PHOTO/ VIVIAN MAIER AI MUSEI REALI DI TORINO: STORIA DI UNA BABY SITTER CON IL CUORE DI UNA GRANDE ARTISTA

 

E’ LA FOTOGRAFA PIU’ SORPRENDENTE DELLA STORIA ESPONENTE DELLA “STREET PHOTOGRAFY” NELLA VITA HA FATTO LA BABY SITTER E SOLO DOPO TANTI ANNI IL MONDO TUTTO HA DOVUTO RICONOSCERE LA SUA ARTE. UNA MOSTRA A TORINO IN ANTEPRIMA A PARIGI, ORA RACCONTA LA SUA OPERA CON GLI SCATTI REALIZZATI IN ITALIA NEL 1959. SI CHIAMA “INEDITA” E SI PUO’ VISITARE FINO A GIUGNO.

 

Una storia triste per Vivian Maier che  muore in solitudine nel 2009 a 83 anni dopo aver svolto per tutta la vita la professione di baby sitter.

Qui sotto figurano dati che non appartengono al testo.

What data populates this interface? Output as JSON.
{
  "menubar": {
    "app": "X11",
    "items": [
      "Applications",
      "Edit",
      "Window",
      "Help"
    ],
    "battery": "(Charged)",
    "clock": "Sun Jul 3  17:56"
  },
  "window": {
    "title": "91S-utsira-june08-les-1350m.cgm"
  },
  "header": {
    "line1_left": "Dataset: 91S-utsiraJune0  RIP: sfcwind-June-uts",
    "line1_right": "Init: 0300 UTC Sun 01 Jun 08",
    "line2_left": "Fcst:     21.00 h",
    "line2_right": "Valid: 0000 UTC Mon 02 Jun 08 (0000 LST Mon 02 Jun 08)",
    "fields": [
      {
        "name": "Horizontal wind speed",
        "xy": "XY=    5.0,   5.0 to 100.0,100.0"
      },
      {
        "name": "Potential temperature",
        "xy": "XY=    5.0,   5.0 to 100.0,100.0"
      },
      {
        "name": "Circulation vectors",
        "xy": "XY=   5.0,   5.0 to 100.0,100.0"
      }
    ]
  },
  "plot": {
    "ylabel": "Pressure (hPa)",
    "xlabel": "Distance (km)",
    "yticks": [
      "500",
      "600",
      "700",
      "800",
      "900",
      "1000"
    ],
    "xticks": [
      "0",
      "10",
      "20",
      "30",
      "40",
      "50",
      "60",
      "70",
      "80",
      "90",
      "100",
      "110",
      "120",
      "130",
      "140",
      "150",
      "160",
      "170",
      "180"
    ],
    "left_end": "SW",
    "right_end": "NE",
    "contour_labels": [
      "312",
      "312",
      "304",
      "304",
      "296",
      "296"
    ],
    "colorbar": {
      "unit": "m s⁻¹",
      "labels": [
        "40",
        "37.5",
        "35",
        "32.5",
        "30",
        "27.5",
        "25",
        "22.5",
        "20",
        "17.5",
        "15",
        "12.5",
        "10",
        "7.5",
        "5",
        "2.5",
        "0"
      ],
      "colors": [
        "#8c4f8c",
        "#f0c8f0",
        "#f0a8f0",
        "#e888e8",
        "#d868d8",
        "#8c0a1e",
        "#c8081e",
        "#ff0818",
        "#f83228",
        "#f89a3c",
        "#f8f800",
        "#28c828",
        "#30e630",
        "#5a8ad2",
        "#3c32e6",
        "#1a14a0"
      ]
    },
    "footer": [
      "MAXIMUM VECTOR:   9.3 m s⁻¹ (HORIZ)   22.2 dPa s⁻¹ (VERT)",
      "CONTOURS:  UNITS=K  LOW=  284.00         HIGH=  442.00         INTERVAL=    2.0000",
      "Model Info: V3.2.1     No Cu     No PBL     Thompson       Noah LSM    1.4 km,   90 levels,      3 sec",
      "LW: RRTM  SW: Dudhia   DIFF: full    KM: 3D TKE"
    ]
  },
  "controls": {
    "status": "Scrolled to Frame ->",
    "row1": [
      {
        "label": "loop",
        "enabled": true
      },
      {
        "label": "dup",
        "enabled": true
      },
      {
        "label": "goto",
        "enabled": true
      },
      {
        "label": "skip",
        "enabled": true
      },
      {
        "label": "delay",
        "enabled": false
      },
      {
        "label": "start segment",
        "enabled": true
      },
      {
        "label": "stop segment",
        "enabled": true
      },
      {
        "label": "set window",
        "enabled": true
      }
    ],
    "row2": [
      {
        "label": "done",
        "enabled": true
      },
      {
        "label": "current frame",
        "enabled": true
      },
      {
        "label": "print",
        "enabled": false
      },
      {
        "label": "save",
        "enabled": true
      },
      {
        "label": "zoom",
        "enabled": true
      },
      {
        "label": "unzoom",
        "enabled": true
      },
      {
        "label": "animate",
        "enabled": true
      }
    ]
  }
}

Amante della fotografia, è oggi considerata tra i pionieri della “street photography”, peccato che di tutto questo lei non abbia avuto mai la consapevolezza. Nè che i suoi scatti erano in realtà artistici. Amava i bambini che cresceva come fossero suoi e nelle strade di New York, Manila, Bankok, Pechino, Chicago rubava l’anima a quei volti che fotografava, alle situazioni che intravedeva attraverso il mirino della sua macchina fotografica. La storia racconta che un giovane agente immobiliare di Chicago a soli 3 giorni dalla morte di Vivian Maier, un tale John Maloof, di appena 28 anni, ad un certo punto decise di dedicare attenzione ai negativi che aveva comprato per 400 dollari a un’asta di quartiere. E’ così che nasce il mito della fotografa Vivian Maier. Ma non è la storia simile a quella del manoscritto trovato per caso e pubblicato da un giovane autore, perchè Vivian Maier di essere una strabiliante fotografa, rappresentante della “fotografia di strada” non lo saprà mai. Maloof, che era in cerca di materiale per un lavoro sul quartiere in cui abitava in realtà aveva trovato un tesoro. Aveva scoperto per puro caso, un pezzo di storia della fotografia del ‘900. La tecnologia gli viene incontro perchè carica le foto di Vivian Maier sul sito Flickr, un sito che contiene miliardi di fotografie, molto visualizzato anche da fotografi professionisti. Valanga di commenti favorevoli e l’idea di andare a vedere su Google, dove l’unica informazione su Vivian Maier era il suo necrologio, assieme a tre nomi

John, Lane e Matthew Gensburg, che definivano Maier “una seconda madre”. Deciso ad andare fino in fondo Maloof, che dobbiamo ringraziare per la sua tenacia e perseveranza,  trova i tre ex-ragazzi ormai stimati professionisti  e assieme ricostruiscono la storia di Vivian Maier.

 

Nata a New York nel 1926 ma cresciuta in Francia fino ai 25 anni, Maier è descritta dai Gensburg come una donna riservata, solitaria, che usava la sua Brownie e poi la Leica, come un filtro tra lei e il mondo. Non ha mai stampato i 100 mila negativi accumulati in 60 anni di scatti: le foto erano per lei solo un modo per comunicare con gli altri.

 

 

I soggetti catturati da Maier sono spesso barboni, passanti, bambini che giocano e che sembrano flirtare con il suo obbiettivo. La sua poetica  stata accostata a giganti della fotografia come Diane Arbus o Walker Evans.

 

 

 

La mostra propone una parte dell’opera ancora sconosciuta di Vivian Maier, universalmente apprezzata dopo il ritrovamento dei suoi archivi nel 2007, e indaga le origini della sua poetica, legata soprattutto alla sua tipica e ormai iconica osservazione street, un tema chiave oggi frequentato e condiviso anche tramite i social media da fotografi di diversa cultura ed estrazione. La strada come attualità e contemporaneità, e, accanto, l’itinerario privato di una donna alla ricerca della sua identità.